A pharmacological formulation based on the same E. angustifolia extract was tested in healthy volunteers. One or two tablets (each containing 20 mg of the plant extract) per day were administered for 7 days to subjects scoring high on the State-Trait Anxiety Inventory (STAI). The high dose (2 tablets/day) decreased STAI scores within 3 days in human subjects, an effect that remained stable for the duration of the one-week treatment and for the 2 weeks that followed treatment 126. The endocannabinoid system involves many pathophysiological activities including analgesic action.
Echinacea-isolated alkamides appear to exert psychoactive activities through the endocannabinoid system 77.
Alkamides from E. angustifolia roots showed psychoactive properties by binding to CB1 receptors predominantly expressed in the brain tissue 127. The finding of the interaction of alkamides with CB receptors may help explain the traditional use of Echinacea for wound healing, pain relief and improvement of cold symptoms 128.
Effects on the Reproductive System: Two studies raised questions about possible antifertility effects of Echinacea. The histological changes were found after 4 or 8 weeks of using 50 mg/kg E. purpurea in Wistar male rats.

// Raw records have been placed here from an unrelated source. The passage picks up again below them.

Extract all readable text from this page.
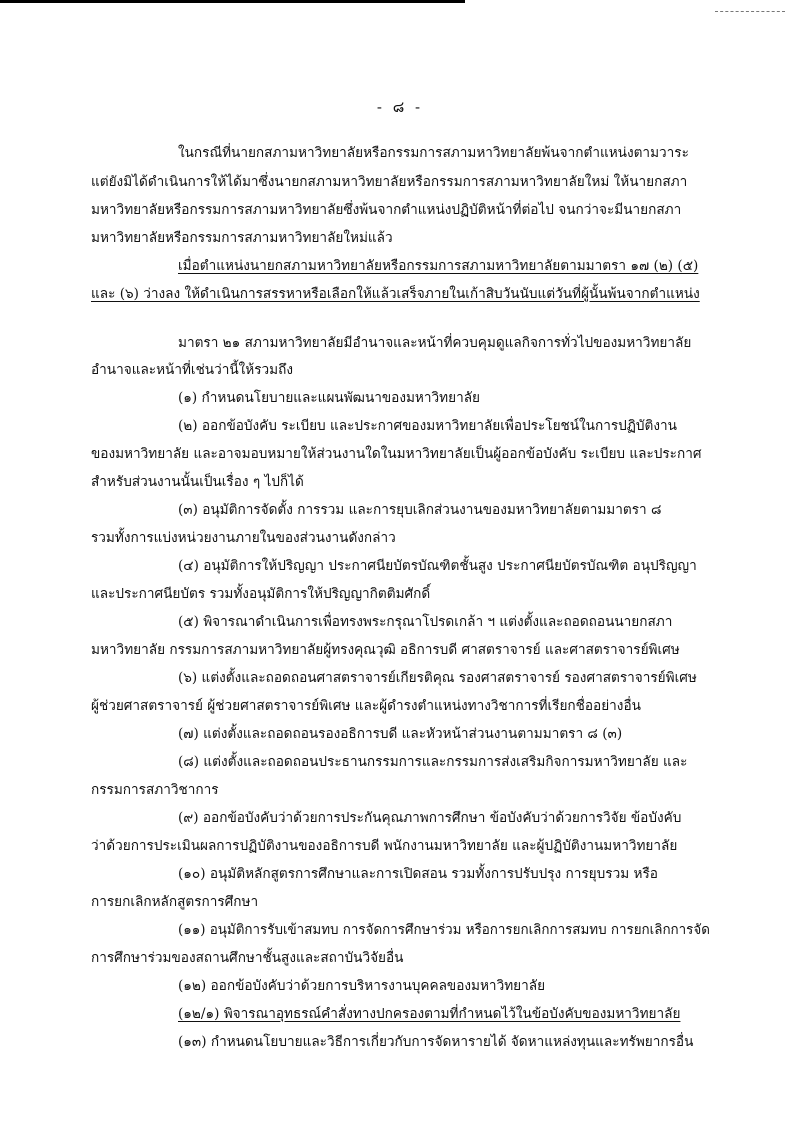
- ๘ -
ในกรณีที่นายกสภามหาวิทยาลัยหรือกรรมการสภามหาวิทยาลัยพ้นจากตำแหน่งตามวาระ
แต่ยังมิได้ดำเนินการให้ได้มาซึ่งนายกสภามหาวิทยาลัยหรือกรรมการสภามหาวิทยาลัยใหม่ ให้นายกสภา
มหาวิทยาลัยหรือกรรมการสภามหาวิทยาลัยซึ่งพ้นจากตำแหน่งปฏิบัติหน้าที่ต่อไป จนกว่าจะมีนายกสภา
มหาวิทยาลัยหรือกรรมการสภามหาวิทยาลัยใหม่แล้ว
เมื่อตำแหน่งนายกสภามหาวิทยาลัยหรือกรรมการสภามหาวิทยาลัยตามมาตรา ๑๗ (๒) (๕)
และ (๖) ว่างลง ให้ดำเนินการสรรหาหรือเลือกให้แล้วเสร็จภายในเก้าสิบวันนับแต่วันที่ผู้นั้นพ้นจากตำแหน่ง
มาตรา ๒๑ สภามหาวิทยาลัยมีอำนาจและหน้าที่ควบคุมดูแลกิจการทั่วไปของมหาวิทยาลัย
อำนาจและหน้าที่เช่นว่านี้ให้รวมถึง
(๑) กำหนดนโยบายและแผนพัฒนาของมหาวิทยาลัย
(๒) ออกข้อบังคับ ระเบียบ และประกาศของมหาวิทยาลัยเพื่อประโยชน์ในการปฏิบัติงาน
ของมหาวิทยาลัย และอาจมอบหมายให้ส่วนงานใดในมหาวิทยาลัยเป็นผู้ออกข้อบังคับ ระเบียบ และประกาศ
สำหรับส่วนงานนั้นเป็นเรื่อง ๆ ไปก็ได้
(๓) อนุมัติการจัดตั้ง การรวม และการยุบเลิกส่วนงานของมหาวิทยาลัยตามมาตรา ๘
รวมทั้งการแบ่งหน่วยงานภายในของส่วนงานดังกล่าว
(๔) อนุมัติการให้ปริญญา ประกาศนียบัตรบัณฑิตชั้นสูง ประกาศนียบัตรบัณฑิต อนุปริญญา
และประกาศนียบัตร รวมทั้งอนุมัติการให้ปริญญากิตติมศักดิ์
(๕) พิจารณาดำเนินการเพื่อทรงพระกรุณาโปรดเกล้า ฯ แต่งตั้งและถอดถอนนายกสภา
มหาวิทยาลัย กรรมการสภามหาวิทยาลัยผู้ทรงคุณวุฒิ อธิการบดี ศาสตราจารย์ และศาสตราจารย์พิเศษ
(๖) แต่งตั้งและถอดถอนศาสตราจารย์เกียรติคุณ รองศาสตราจารย์ รองศาสตราจารย์พิเศษ
ผู้ช่วยศาสตราจารย์ ผู้ช่วยศาสตราจารย์พิเศษ และผู้ดำรงตำแหน่งทางวิชาการที่เรียกชื่ออย่างอื่น
(๗) แต่งตั้งและถอดถอนรองอธิการบดี และหัวหน้าส่วนงานตามมาตรา ๘ (๓)
(๘) แต่งตั้งและถอดถอนประธานกรรมการและกรรมการส่งเสริมกิจการมหาวิทยาลัย และ
กรรมการสภาวิชาการ
(๙) ออกข้อบังคับว่าด้วยการประกันคุณภาพการศึกษา ข้อบังคับว่าด้วยการวิจัย ข้อบังคับ
ว่าด้วยการประเมินผลการปฏิบัติงานของอธิการบดี พนักงานมหาวิทยาลัย และผู้ปฏิบัติงานมหาวิทยาลัย
(๑๐) อนุมัติหลักสูตรการศึกษาและการเปิดสอน รวมทั้งการปรับปรุง การยุบรวม หรือ
การยกเลิกหลักสูตรการศึกษา
(๑๑) อนุมัติการรับเข้าสมทบ การจัดการศึกษาร่วม หรือการยกเลิกการสมทบ การยกเลิกการจัด
การศึกษาร่วมของสถานศึกษาชั้นสูงและสถาบันวิจัยอื่น
(๑๒) ออกข้อบังคับว่าด้วยการบริหารงานบุคคลของมหาวิทยาลัย
(๑๒/๑) พิจารณาอุทธรณ์คำสั่งทางปกครองตามที่กำหนดไว้ในข้อบังคับของมหาวิทยาลัย
(๑๓) กำหนดนโยบายและวิธีการเกี่ยวกับการจัดหารายได้ จัดหาแหล่งทุนและทรัพยากรอื่น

Results of the study showed a significant reduction in the testicle mass and the body mass, as well as changes in histological structures after eight weeks of E. purpurea administration. Consumption of the preparation for 8 weeks caused anti-androgenic variations in cells of the spermatogenic epithelium of a testicle duct and consequently inhibited spermatogenesis 129. An in vitro investigation by fresh sperm specimens exhibited E. purpura at high-concentration interfered with sperm enzymes, possibly the Echinacea treatment may prevent sperm from fertilizing the oocytes. The beat cross frequencies were higher for Echinacea treatment group 130.
Echinacea extract can be a useful medication for the treatment of benign prostate hyperplasia (BPH). Results of work showed a significant decrease of prostate weight of BPH in rats and reversed changes in the structure of the prostate gland after using E. purpurea extract for 8 weeks 84. E. angustifolia extract enhanced cell viability and proliferation in mammary epithelial cells, HC11 mouse cell line and BME-UV bovine cell line.
This effect may be modulated by MAPK and Akt activation and by a reduction of caspase-3 activity in Echinacea treatment. Moreover, Echinacea was able to increase β-casein expression in association with prolactin (5 mg/ml). These data demonstrate that E. angustifolia extract can stimulate mammary epithelial cell physiology and may be considered a candidate to support mammary gland activity during mammogenesis and lactogenesis states 131.
Metabolism and Pharmacokinetics: It is found that the application of herbal medicinal products and their components at the same time with substances that are cytochrome P450 (CYP) enzymes substrates may cause herb-drug interactions. Since the use of herbal supplements continues to increase throughout the world, the potential for drug-herbal interactions also rises.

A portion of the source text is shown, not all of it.